Tragis, Cabor Angkat Besi Biasa Latihan dengan Peralatan 'Usang'
Menurut Kepala Bidang Angkat Besi, Alamsyah Wijaya, selama ini cabor angkat besi memang menggunakan peralatan lama yang digunakan oleh para atletnya. Mampu bertahan dengan peralatan yang berusia 'usang'.
"Kita gak ada masalah sih soal kebijakan peralatan. Kita bahkan tidak pernah terima peralatan baru sejak 2013," ujar Alamsyah saat dihubungi INDOSPORT.
"Saya pikir dengan peralatan yang biasa, kita bisa tetap latihan. Mungkin nanti untuk perlengkapan pertandingan saja yang akan digunakan di Olimpiade Rio yang dibutuhkan," sambung Alamsyah.
Atlet angkat besi putri Indonesia
Sebagai informasi, Satuan Pelaksana Tugas Program Indonesia Emas (Satlak Prima), membuat sebuah kebijakan baru menyusul pemangkasan anggaran di tubuh Kementerian Pemuda dan Olahraga (Kemenpora). Kebijakan untuk menunda penyediaan peralatan olahraga diniliai ampuh untuk menekan pengeluaran.
Untuk persiapan jelang Olimpiade Rio yang akan mulai bergulir pada 5 Agustus mendatang, Alamsyah mengklaim bahwa persiapan cabor angkat besi hampir mencapai 100 persen. Kekuatan beban angkatan per atlet juga terus digojlok jelang event olahraga tersebut.

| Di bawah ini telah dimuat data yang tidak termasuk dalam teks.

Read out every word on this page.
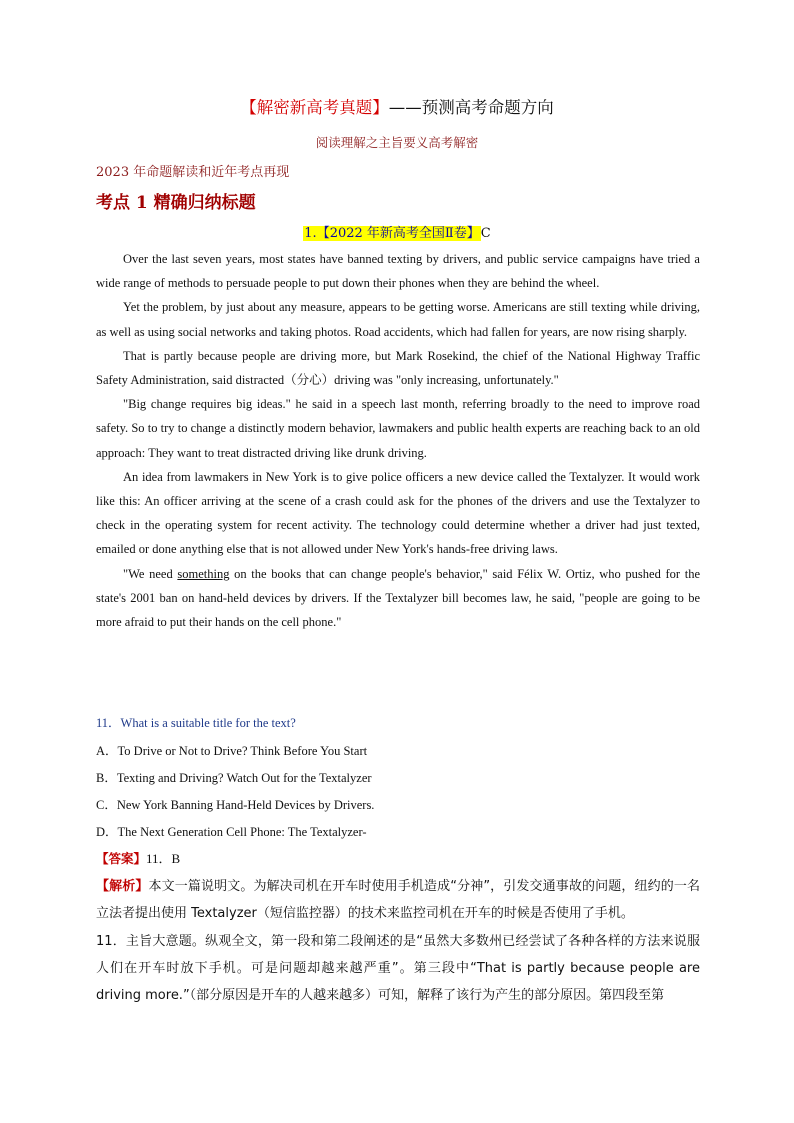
【解密新高考真题】——预测高考命题方向
阅读理解之主旨要义高考解密
2023 年命题解读和近年考点再现
考点 1 精确归纳标题
1.【2022 年新高考全国Ⅱ卷】C

Over the last seven years, most states have banned texting by drivers, and public service campaigns have tried a wide range of methods to persuade people to put down their phones when they are behind the wheel.

Yet the problem, by just about any measure, appears to be getting worse. Americans are still texting while driving, as well as using social networks and taking photos. Road accidents, which had fallen for years, are now rising sharply.

That is partly because people are driving more, but Mark Rosekind, the chief of the National Highway Traffic Safety Administration, said distracted（分心）driving was "only increasing, unfortunately."

"Big change requires big ideas." he said in a speech last month, referring broadly to the need to improve road safety. So to try to change a distinctly modern behavior, lawmakers and public health experts are reaching back to an old approach: They want to treat distracted driving like drunk driving.

An idea from lawmakers in New York is to give police officers a new device called the Textalyzer. It would work like this: An officer arriving at the scene of a crash could ask for the phones of the drivers and use the Textalyzer to check in the operating system for recent activity. The technology could determine whether a driver had just texted, emailed or done anything else that is not allowed under New York's hands-free driving laws.

"We need something on the books that can change people's behavior," said Félix W. Ortiz, who pushed for the state's 2001 ban on hand-held devices by drivers. If the Textalyzer bill becomes law, he said, "people are going to be more afraid to put their hands on the cell phone."

11．What is a suitable title for the text?
A．To Drive or Not to Drive? Think Before You Start
B．Texting and Driving? Watch Out for the Textalyzer
C．New York Banning Hand-Held Devices by Drivers.
D．The Next Generation Cell Phone: The Textalyzer-
【答案】11．B
【解析】本文一篇说明文。为解决司机在开车时使用手机造成“分神”，引发交通事故的问题，纽约的一名立法者提出使用 Textalyzer（短信监控器）的技术来监控司机在开车的时候是否使用了手机。
11．主旨大意题。纵观全文，第一段和第二段阐述的是“虽然大多数州已经尝试了各种各样的方法来说服人们在开车时放下手机。可是问题却越来越严重”。第三段中“That is partly because people are driving more.”（部分原因是开车的人越来越多）可知，解释了该行为产生的部分原因。第四段至第
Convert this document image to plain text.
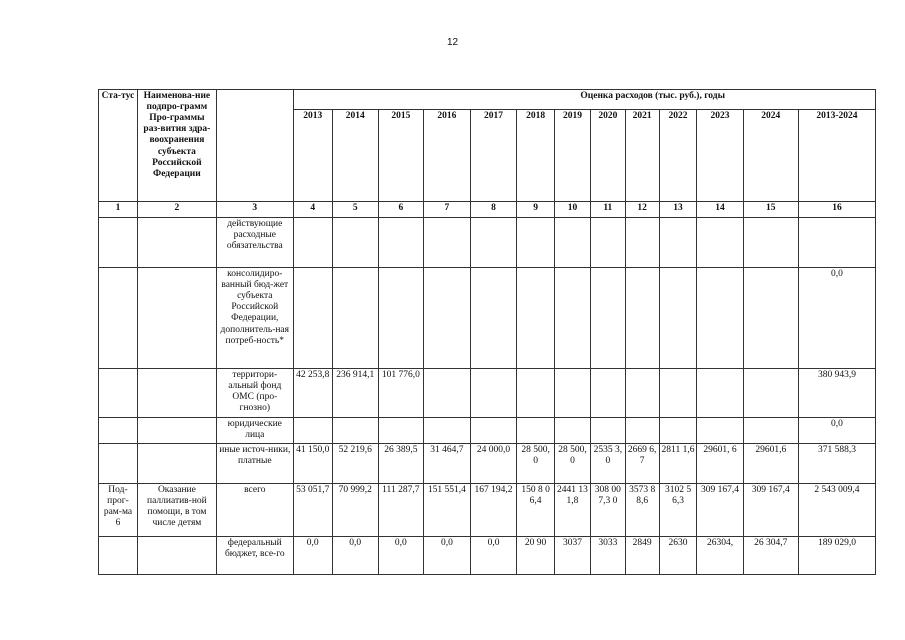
12
Ста-тус	Наименова-ние подпро-грамм Про-граммы раз-вития здра-воохранения субъекта Российской Федерации		Оценка расходов (тыс. руб.), годы												
			2013	2014	2015	2016	2017	2018	2019	2020	2021	2022	2023	2024	2013-2024
1	2	3	4	5	6	7	8	9	10	11	12	13	14	15	16
		действующие расходные обязательства													
		консолидиро-ванный бюд-жет субъекта Российской Федерации, дополнитель-ная потреб-ность*													0,0
		территори-альный фонд ОМС (про-гнозно)	42 253,8	236 914,1	101 776,0										380 943,9
		юридические лица													0,0
		иные источ-ники, платные	41 150,0	52 219,6	26 389,5	31 464,7	24 000,0	28 500,0	28 500,0	2535 3,0	2669 6,7	2811 1,6	29601, 6	29601,6	371 588,3
Под-прог-рам-ма 6	Оказание паллиатив-ной помощи, в том числе детям	всего	53 051,7	70 999,2	111 287,7	151 551,4	167 194,2	150 8 06,4	2441 131,8	308 007,3 0	3573 88,6	3102 56,3	309 167,4	309 167,4	2 543 009,4
		федеральный бюджет, все-го	0,0	0,0	0,0	0,0	0,0	20 90	3037	3033	2849	2630	26304,	26 304,7	189 029,0
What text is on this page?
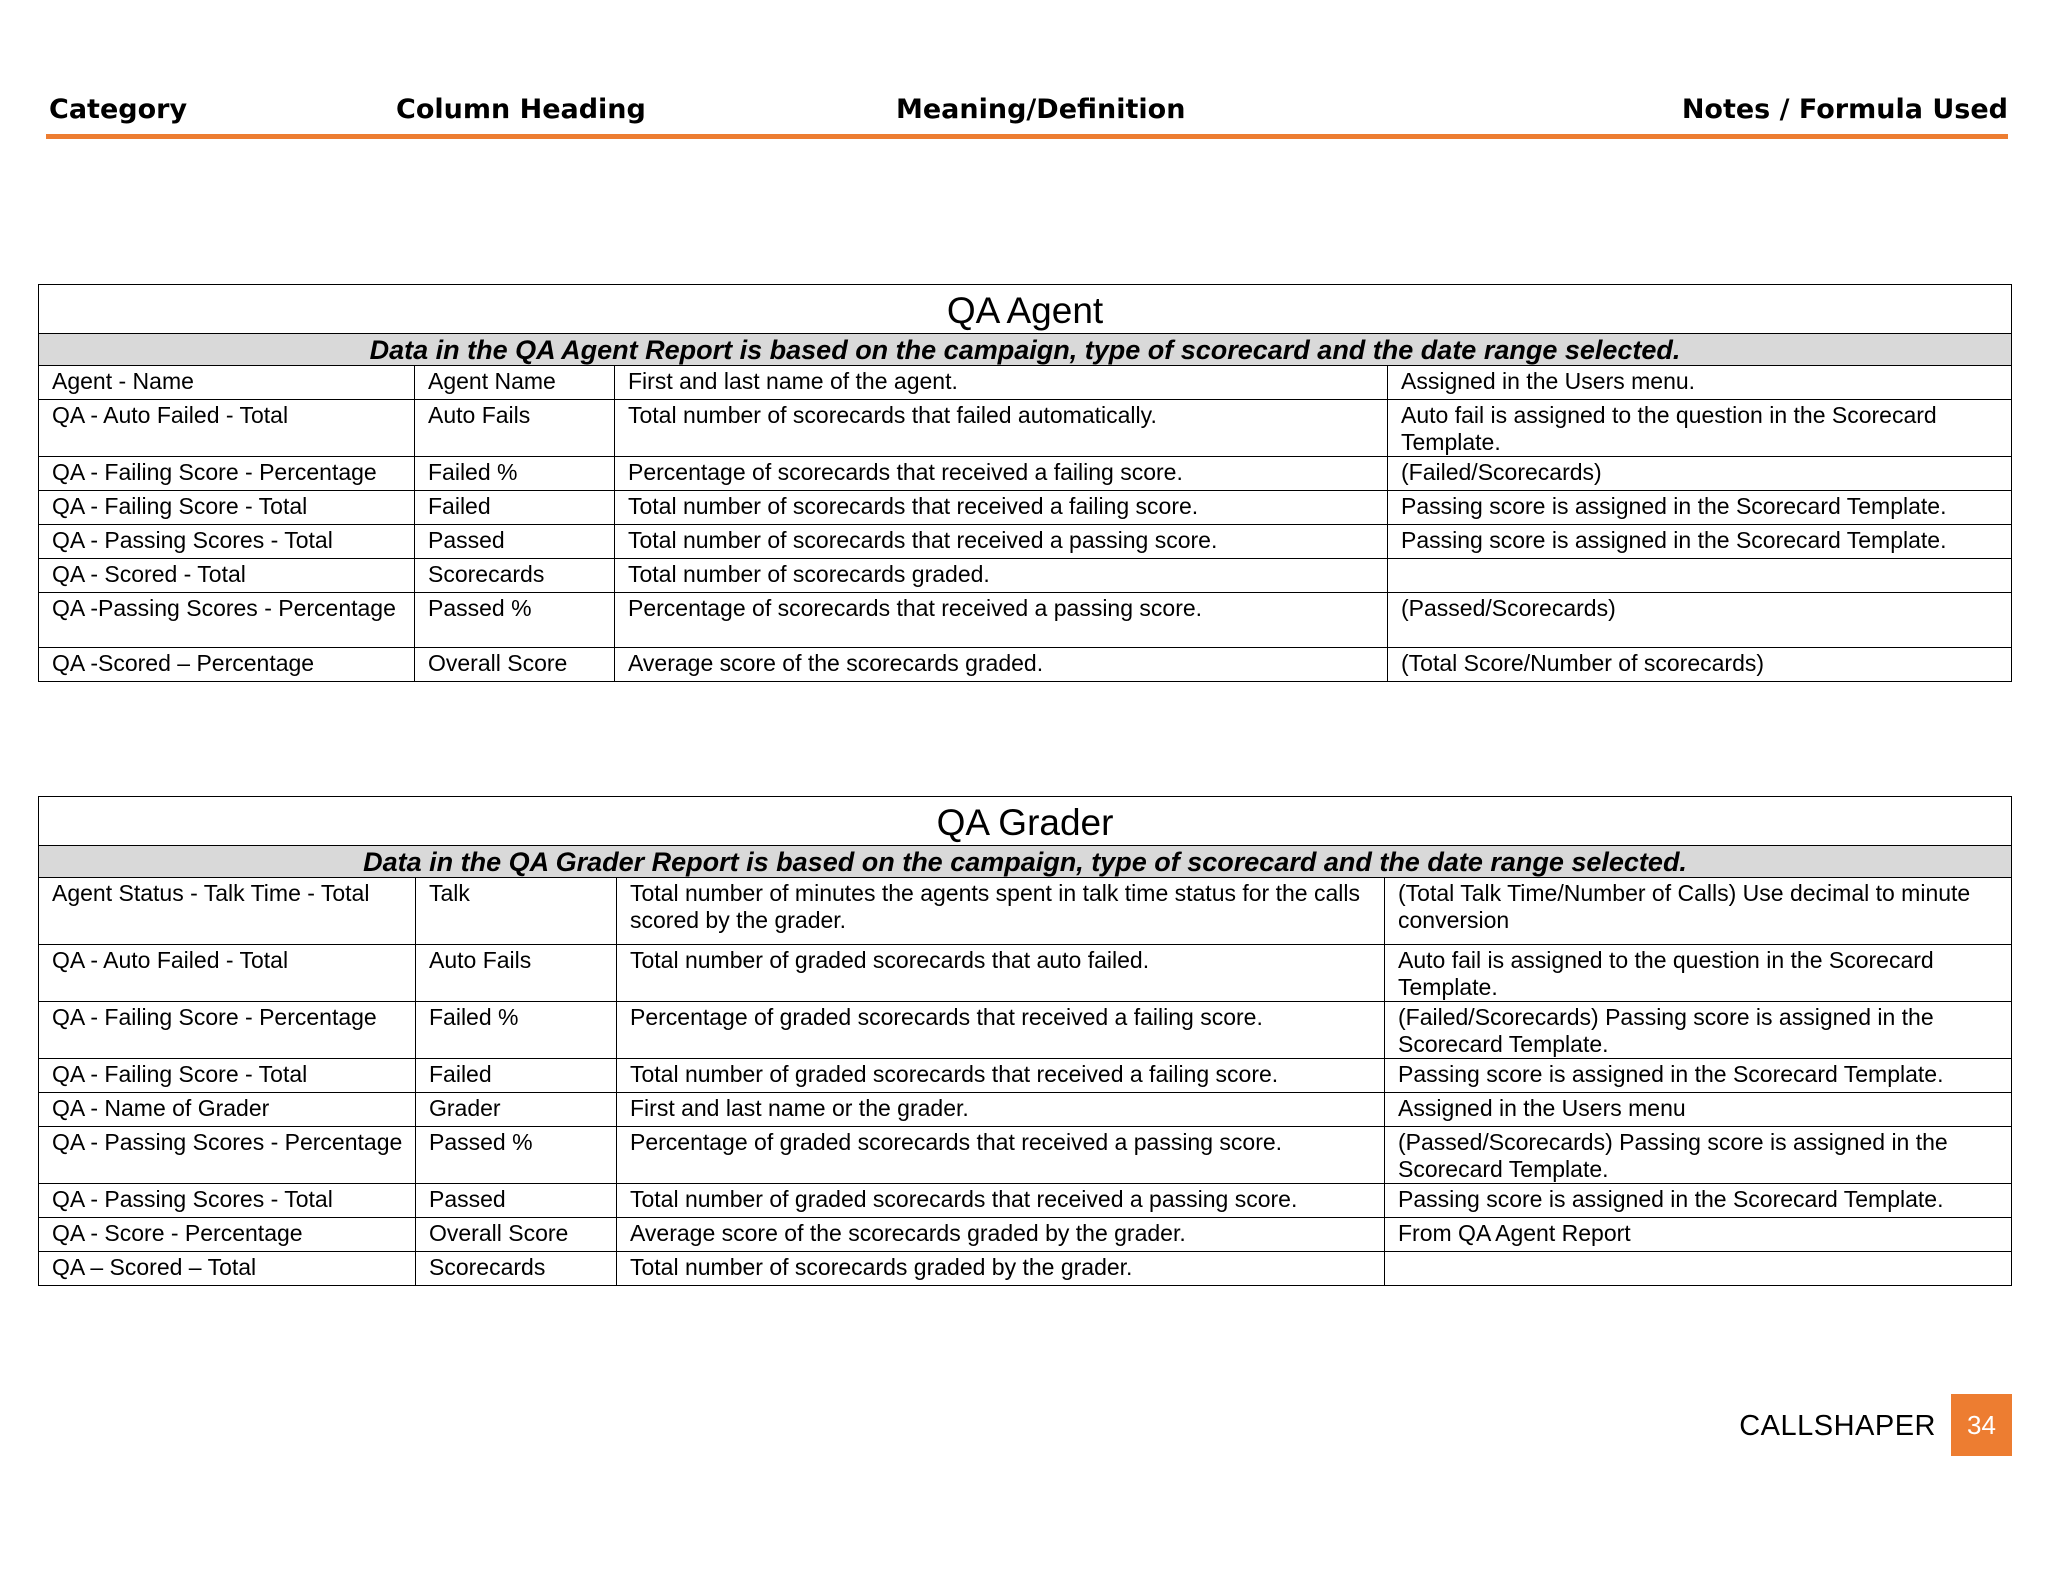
Category	Column Heading	Meaning/Definition	Notes / Formula Used
QA Agent			
Data in the QA Agent Report is based on the campaign, type of scorecard and the date range selected.			
Agent - Name	Agent Name	First and last name of the agent.	Assigned in the Users menu.
QA - Auto Failed - Total	Auto Fails	Total number of scorecards that failed automatically.	Auto fail is assigned to the question in the Scorecard Template.
QA - Failing Score - Percentage	Failed %	Percentage of scorecards that received a failing score.	(Failed/Scorecards)
QA - Failing Score - Total	Failed	Total number of scorecards that received a failing score.	Passing score is assigned in the Scorecard Template.
QA - Passing Scores - Total	Passed	Total number of scorecards that received a passing score.	Passing score is assigned in the Scorecard Template.
QA - Scored - Total	Scorecards	Total number of scorecards graded.	
QA -Passing Scores - Percentage	Passed %	Percentage of scorecards that received a passing score.	(Passed/Scorecards)
QA -Scored – Percentage	Overall Score	Average score of the scorecards graded.	(Total Score/Number of scorecards)
QA Grader			
Data in the QA Grader Report is based on the campaign, type of scorecard and the date range selected.			
Agent Status - Talk Time - Total	Talk	Total number of minutes the agents spent in talk time status for the calls scored by the grader.	(Total Talk Time/Number of Calls) Use decimal to minute conversion
QA - Auto Failed - Total	Auto Fails	Total number of graded scorecards that auto failed.	Auto fail is assigned to the question in the Scorecard Template.
QA - Failing Score - Percentage	Failed %	Percentage of graded scorecards that received a failing score.	(Failed/Scorecards) Passing score is assigned in the Scorecard Template.
QA - Failing Score - Total	Failed	Total number of graded scorecards that received a failing score.	Passing score is assigned in the Scorecard Template.
QA - Name of Grader	Grader	First and last name or the grader.	Assigned in the Users menu
QA - Passing Scores - Percentage	Passed %	Percentage of graded scorecards that received a passing score.	(Passed/Scorecards) Passing score is assigned in the Scorecard Template.
QA - Passing Scores - Total	Passed	Total number of graded scorecards that received a passing score.	Passing score is assigned in the Scorecard Template.
QA - Score - Percentage	Overall Score	Average score of the scorecards graded by the grader.	From QA Agent Report
QA – Scored – Total	Scorecards	Total number of scorecards graded by the grader.	
CALLSHAPER	34
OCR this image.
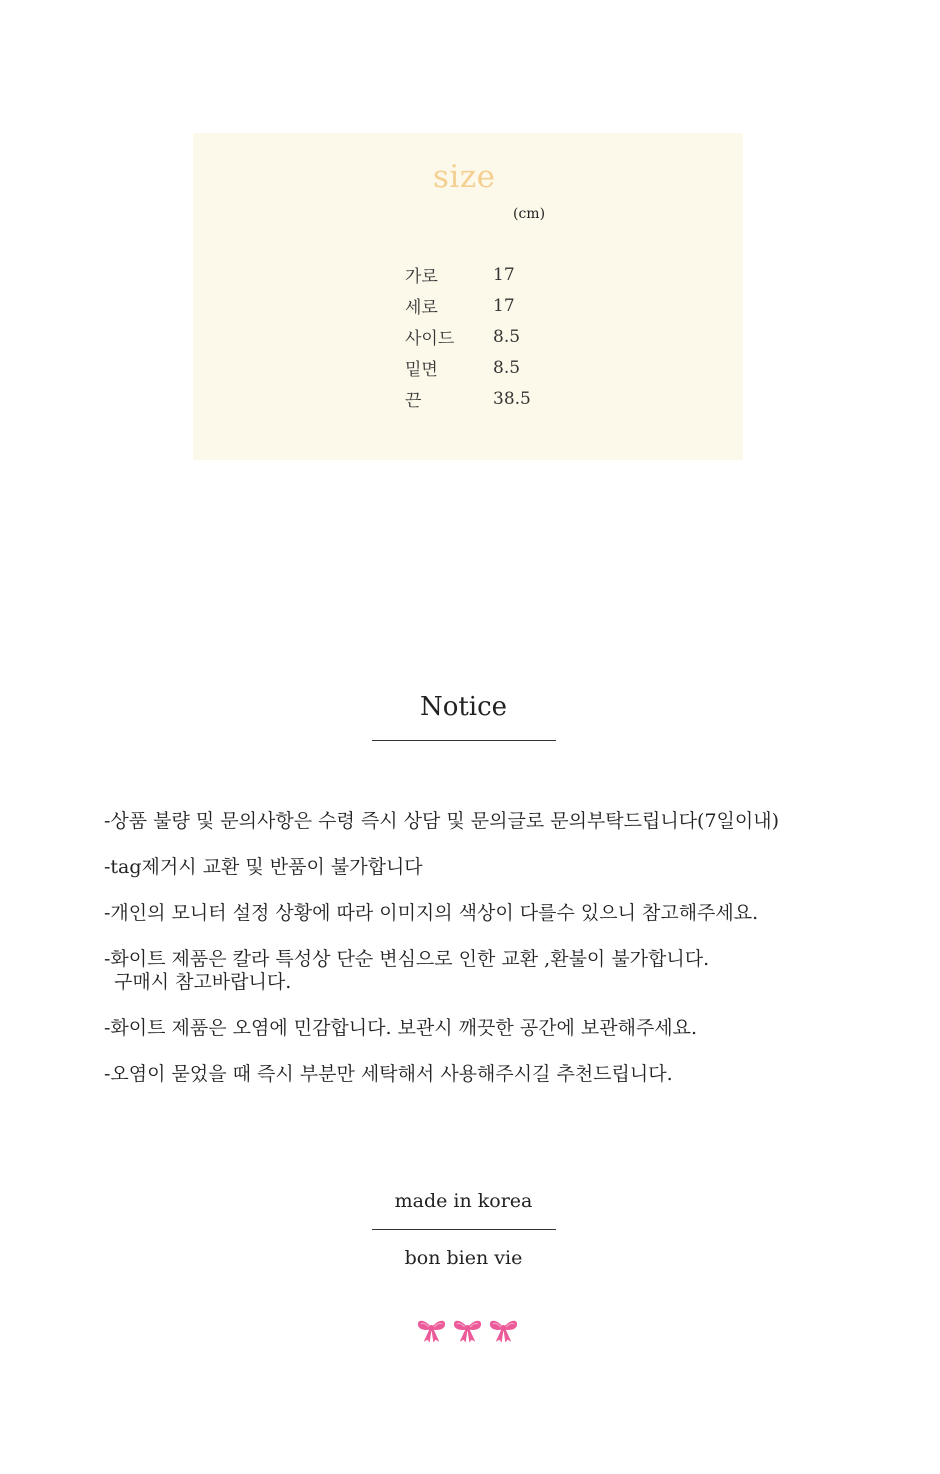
size
(cm)
가로	17
세로	17
사이드	8.5
밑면	8.5
끈	38.5
Notice
-상품 불량 및 문의사항은 수령 즉시 상담 및 문의글로 문의부탁드립니다(7일이내)
-tag제거시 교환 및 반품이 불가합니다
-개인의 모니터 설정 상황에 따라 이미지의 색상이 다를수 있으니 참고해주세요.
-화이트 제품은 칼라 특성상 단순 변심으로 인한 교환 ,환불이 불가합니다.
구매시 참고바랍니다.
-화이트 제품은 오염에 민감합니다. 보관시 깨끗한 공간에 보관해주세요.
-오염이 묻었을 때 즉시 부분만 세탁해서 사용해주시길 추천드립니다.
made in korea
bon bien vie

"Insya Allah persiapan sudah hampir 100 persen, sekarang sedang finalisasi peningkatan beban untuk level angkat. Total tujuh dari atlet dua putri dan lima putra, tidak ada tambahan lagi. Target kami yang lebih realistis mungkin incaran untuk medali, kalau bisa emas Alhamdulillah," tutup Alamsyah.